Though rehearsals won’t start for another year, definitive plans are being made to bring Brian Dennehy, a Tony winner for the recent Death of a Salesman revival, back to Broadway. As reported in the New York Times (Dec. 8) and confirmed by producer David Richenthal, Dennehy has committed to playing the stingy but many-sided James Tyrone in Eugene O’Neill’s masterwork, Long Day’s Journey Into Night.

Producer Richenthal has been talking about the project “for several years” with director Robert Falls (Salesman), and they’ve agreed to start it at Chicago’s Goodman Theatre, January 2002, with plans to journey Journey to a Jujamcyn house in March 2002.

Few further details on the producition are available, though Richenthal says he’ll be meeting soon with Falls to choose a design team, and that he feels it’s unlikely the play (which tends to run in the three-to-four hour range) will see substantial cuts.

Actor Dennehy, who just recently finished the mini-tour of Salesman, is the veteran of many films, including "First Blood" and "Cocoon," as well as stage productions of Galileo and The Iceman Cometh.

This production of Journey is not connected to the highly acclaimed, current London revival with Jessica Lange that has had critics clamoring for a transfer.
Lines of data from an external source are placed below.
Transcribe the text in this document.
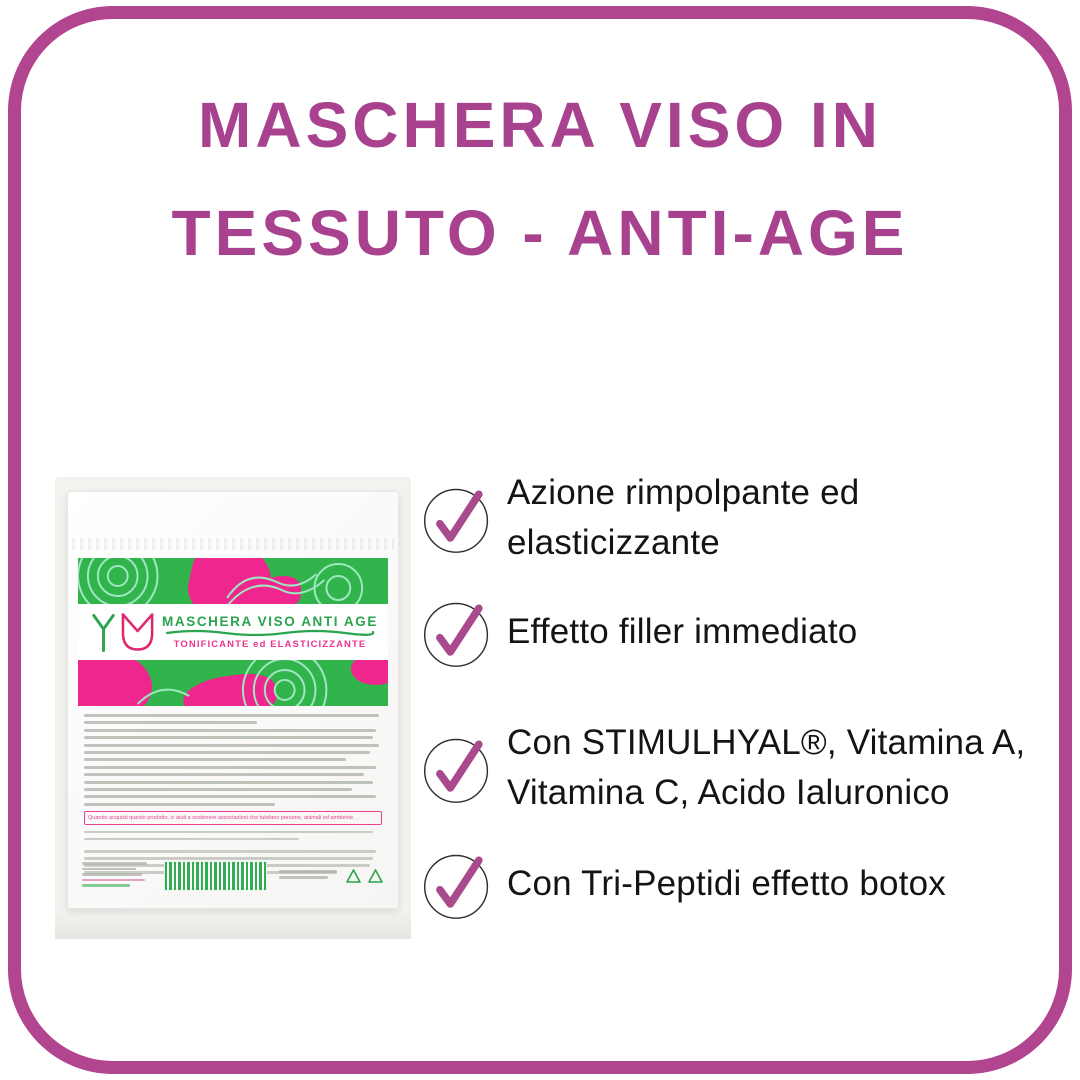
MASCHERA VISO IN
TESSUTO - ANTI-AGE
MASCHERA VISO ANTI AGE
TONIFICANTE ed ELASTICIZZANTE
Quando acquisti questo prodotto, ci aiuti a sostenere associazioni che tutelano persone, animali ed ambiente.
Azione rimpolpante ed
elasticizzante
Effetto filler immediato
Con STIMULHYAL®, Vitamina A,
Vitamina C, Acido Ialuronico
Con Tri-Peptidi effetto botox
Producer Richenthal owns the rights to a Broadway mounting, and he’s not ready to announce who will play the drug-addled Mary Tyrone. O’Neill’s crowning achievement (following such classics as The Iceman Cometh, Mourning Becomes Electra, Ah, Wilderness! and Anna Christie), Long Day’s Journey turns the playwright’s autobiography into a never-ending cycle of family pain, retribution and forgiveness. James Tyrone was once an actor with great promise but became a hack by playing the same popular role over and over again instead of expanding his repertoire. He’s far from poor but his stinginess has impacted his family, from the tubercular son who might have to go to a less-than-topnotch sanitorium, to hiring a less-than-stellar doctor years before to tend to his pregnant wife — a decision that led to her continuing morphine addiction. Add to that another son who’s a ne’er-do well alcoholic, and you have the makings of a piteous, yet horrifically typical, day in the life of an American family — one that has set the tone for nearly every dysfunctional family drama that came after it.
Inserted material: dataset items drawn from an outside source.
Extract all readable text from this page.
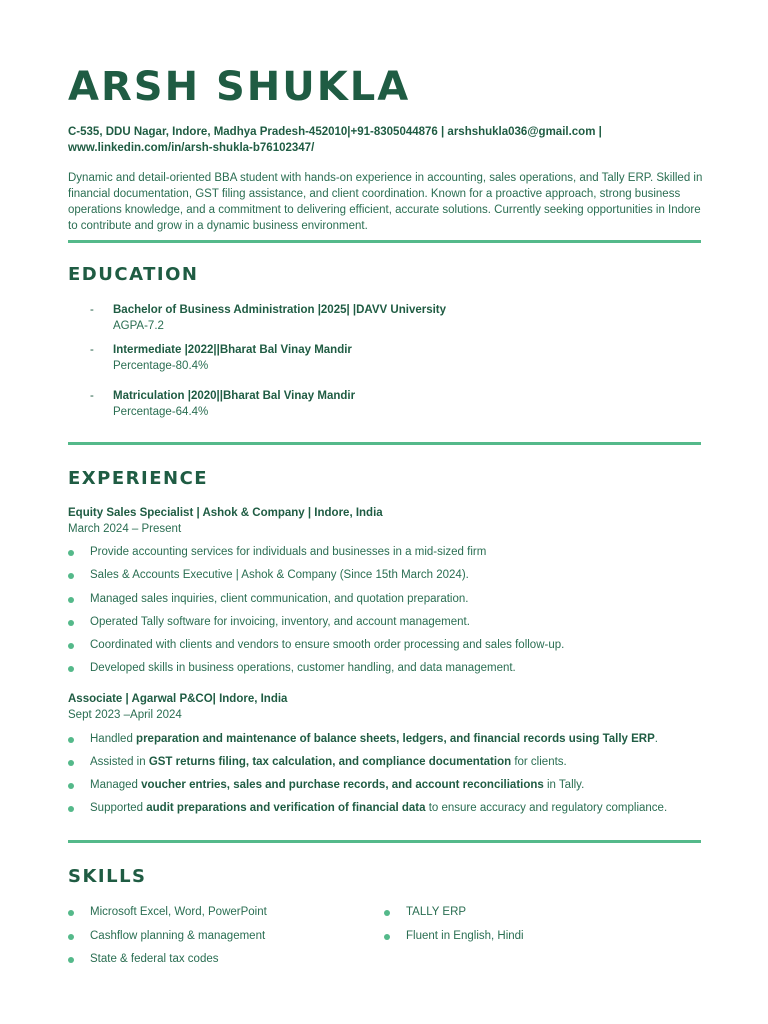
ARSH SHUKLA
C-535, DDU Nagar, Indore, Madhya Pradesh-452010|+91-8305044876 | arshshukla036@gmail.com |
www.linkedin.com/in/arsh-shukla-b76102347/
Dynamic and detail-oriented BBA student with hands-on experience in accounting, sales operations, and Tally ERP. Skilled in financial documentation, GST filing assistance, and client coordination. Known for a proactive approach, strong business operations knowledge, and a commitment to delivering efficient, accurate solutions. Currently seeking opportunities in Indore to contribute and grow in a dynamic business environment.
EDUCATION
- Bachelor of Business Administration |2025| |DAVV University
AGPA-7.2
- Intermediate |2022||Bharat Bal Vinay Mandir
Percentage-80.4%
- Matriculation |2020||Bharat Bal Vinay Mandir
Percentage-64.4%
EXPERIENCE
Equity Sales Specialist | Ashok & Company | Indore, India
March 2024 – Present
Provide accounting services for individuals and businesses in a mid-sized firm
Sales & Accounts Executive | Ashok & Company (Since 15th March 2024).
Managed sales inquiries, client communication, and quotation preparation.
Operated Tally software for invoicing, inventory, and account management.
Coordinated with clients and vendors to ensure smooth order processing and sales follow-up.
Developed skills in business operations, customer handling, and data management.
Associate | Agarwal P&CO| Indore, India
Sept 2023 –April 2024
Handled preparation and maintenance of balance sheets, ledgers, and financial records using Tally ERP.
Assisted in GST returns filing, tax calculation, and compliance documentation for clients.
Managed voucher entries, sales and purchase records, and account reconciliations in Tally.
Supported audit preparations and verification of financial data to ensure accuracy and regulatory compliance.
SKILLS
Microsoft Excel, Word, PowerPoint
Cashflow planning & management
State & federal tax codes
TALLY ERP
Fluent in English, Hindi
Recent Broadway productions of Journey included a somewhat streamlined and quickly paced version featuring Jack Lemmon and Peter Gallagher (1986), and a Jason Robards/Colleen Dewhurst starrer (in rep with Ah, Wilderness! at Lincoln Center in 1988. Ingmar Bergman would bring his own Swedish company to Lincoln Center with the play in 1991. A recent Hartford Stage mounting featured Ellen Burstyn and Andrew McCarthy.

Winner of the 1936 Nobel Prize for literature, O’Neill penned Long Day’s Journey Into Night in 1940 but demanded that it not be staged during his lifetime. The play wasn’t produced until 1956.